Robust Self-testing for Synchronous Correlations and Games
Prem Nigam Kar
TL;DR
The paper presents an operator-algebraic framework for robust self-testing of synchronous correlations and games, showing that robustness is equivalent to the existence of a unique implementing state on the minimised tensor-product $C^*$-algebra $\mathcal{A}_{XA}^{POVM} \tens_{\min} \mathcal{A}_{XA}^{POVM}$. It extends this characterization to synchronous games via unique amenable tracial states on the corresponding $C^*$-algebra, and proves that all robust self-tests arise from such unique states, including a first explicit separation between robust self-testing and commuting-operator self-testing. The work then applies these ideas to Linear Constraint System games and demonstrates the existence of a synchronous robust self-test that is not a commuting-operator self-test, thereby clarifying the landscape of self-testing across operator models.

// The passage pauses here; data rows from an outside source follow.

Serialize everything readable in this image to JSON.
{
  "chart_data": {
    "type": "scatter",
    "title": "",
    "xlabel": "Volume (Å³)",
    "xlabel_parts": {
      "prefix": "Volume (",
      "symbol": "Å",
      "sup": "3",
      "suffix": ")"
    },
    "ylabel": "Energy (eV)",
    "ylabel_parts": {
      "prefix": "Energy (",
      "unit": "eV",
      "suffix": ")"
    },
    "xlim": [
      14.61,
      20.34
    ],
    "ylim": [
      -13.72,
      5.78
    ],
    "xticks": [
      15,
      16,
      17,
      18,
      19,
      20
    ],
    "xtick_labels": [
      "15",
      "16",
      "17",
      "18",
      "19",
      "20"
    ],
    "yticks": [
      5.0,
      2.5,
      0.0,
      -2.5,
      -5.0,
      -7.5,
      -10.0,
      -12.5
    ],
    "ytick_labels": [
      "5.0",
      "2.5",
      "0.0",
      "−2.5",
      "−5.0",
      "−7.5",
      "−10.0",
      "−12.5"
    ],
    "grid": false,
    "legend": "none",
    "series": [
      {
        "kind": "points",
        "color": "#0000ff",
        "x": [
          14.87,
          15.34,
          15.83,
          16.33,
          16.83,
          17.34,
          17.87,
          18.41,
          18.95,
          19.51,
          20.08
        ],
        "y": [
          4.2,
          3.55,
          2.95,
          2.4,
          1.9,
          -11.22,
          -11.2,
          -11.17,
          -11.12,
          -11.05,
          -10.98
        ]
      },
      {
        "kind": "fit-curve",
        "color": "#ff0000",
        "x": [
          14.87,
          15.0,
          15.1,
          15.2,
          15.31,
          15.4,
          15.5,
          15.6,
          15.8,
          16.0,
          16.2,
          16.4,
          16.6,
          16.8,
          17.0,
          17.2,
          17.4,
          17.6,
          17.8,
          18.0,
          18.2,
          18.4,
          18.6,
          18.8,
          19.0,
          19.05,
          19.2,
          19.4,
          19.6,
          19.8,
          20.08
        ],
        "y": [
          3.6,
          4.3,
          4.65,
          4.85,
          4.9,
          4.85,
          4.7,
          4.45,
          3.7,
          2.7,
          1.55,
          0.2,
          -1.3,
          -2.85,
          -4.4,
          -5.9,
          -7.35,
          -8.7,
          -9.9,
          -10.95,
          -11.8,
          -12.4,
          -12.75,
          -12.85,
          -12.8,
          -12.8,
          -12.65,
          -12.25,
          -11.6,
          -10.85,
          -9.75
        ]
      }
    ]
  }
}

Overall, the results connect robust self-testing to abstract state self-testing, residually finite-dimensional algebras, and amenable traces, offering a principled route to proving robust self-testing in a broad class of synchronous correlations and games with potential implications for device-independent protocols and quantum complexity.
Abstract
We develop an abstract operator-algebraic characterization of robust self-testing for synchronous correlations and games. Specifically, we show that a synchronous correlation is a robust self-test if and only if there is a unique state on an appropriate $C^*$-algebra that "implements" the correlation. Extending this result, we prove that a synchronous game is a robust self-test if and only if its associated $C^*$-algebra admits a unique amenable tracial state. This framework allows us to establish that all synchronous correlations and games that serve as commuting operator self-tests for finite-dimensional strategies are also robust self-tests. As an application, we recover sufficient conditions for linear constraint system games to exhibit robust self-testing. We also demonstrate the existence of a synchronous nonlocal game that is a robust self-test but not a commuting operator self-test, showing that these notions are not equivalent.